Context-based OpenAI GPT-3 Chatbot

This is a demo app that uses OpenAI's GPT-3 to answer questions using context specific documents.

The context for this chatbot is derived from the Geodata-Harvester documentation and the webapp is embedded in the same page (see Section "What is it").

How to use

Download or fork the repository.
Create an OpenAI account and get an API key.
Create the file openai_api_key.txt and add the OpenAI API key to the file.
Install the dependencies using pip install -r requirements.txt.
Run chatapp.py to start the app:
```
python chatapp.py
```

How it works

This app is based on the documents from the Geodata-Harvester project and uses the OpenAI's GPT-3 to answer questions regarding the context of the document.
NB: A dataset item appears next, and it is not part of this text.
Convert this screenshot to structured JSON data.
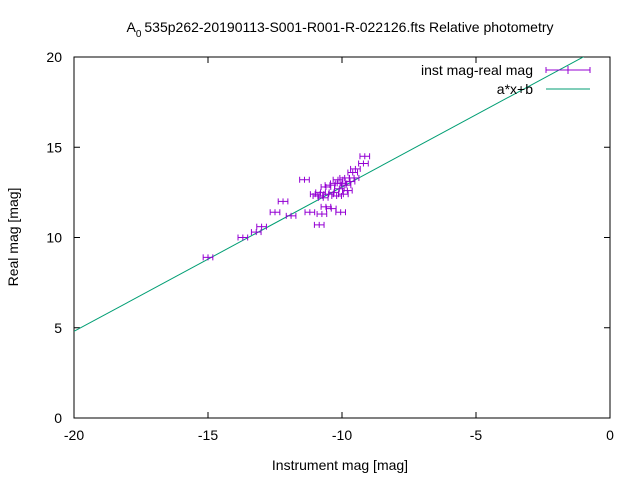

The context and vector embeddings have been pre-processed and are stored in the folder embeddings as CSV files.

The app uses the following main steps to answer a question:

Find the most relevant document sections for a given question by using the embeddings of the document sections.
Construct a prompt for the question using the most relevant document sections (based on cosine similarity).
Add guidelines to the prompt to ensure that the answer is relevant to the context of the document.
Use the prompt to answer the question using OpenAI's GPT-3.
Return the answer and the number of tokens used to answer the question.

The total number of tokens used to answer the question is estimated by counting the sum of number of tokens used for the question embedding, the prompt and the response.

Requirements

The following main Python dependencies are required:

openai
pandas
numpy
tiktoken
matplotlib
plotly
scikit-learn
scipy

For a full list of dependencies, please see the file requirements.txt. The app has been tested with Python 3.9 and 3.10.

Known Limitations

The app is limited to provide only answers that are related to the context of the documents.
Some of the training data is not updated and might not be relevant anymore.
The app is currently limited to 1000 tokens per request.
Embeddings and matching content need to be provided.
The app is not optimized for speed and might be slow for large datasets.
The app does not provide any feedback on the quality of the answers.

References

License

This open-source project is licensed under the GNU LESSER GENERAL PUBLIC LICENSE v2.1. See the LICENSE file for details.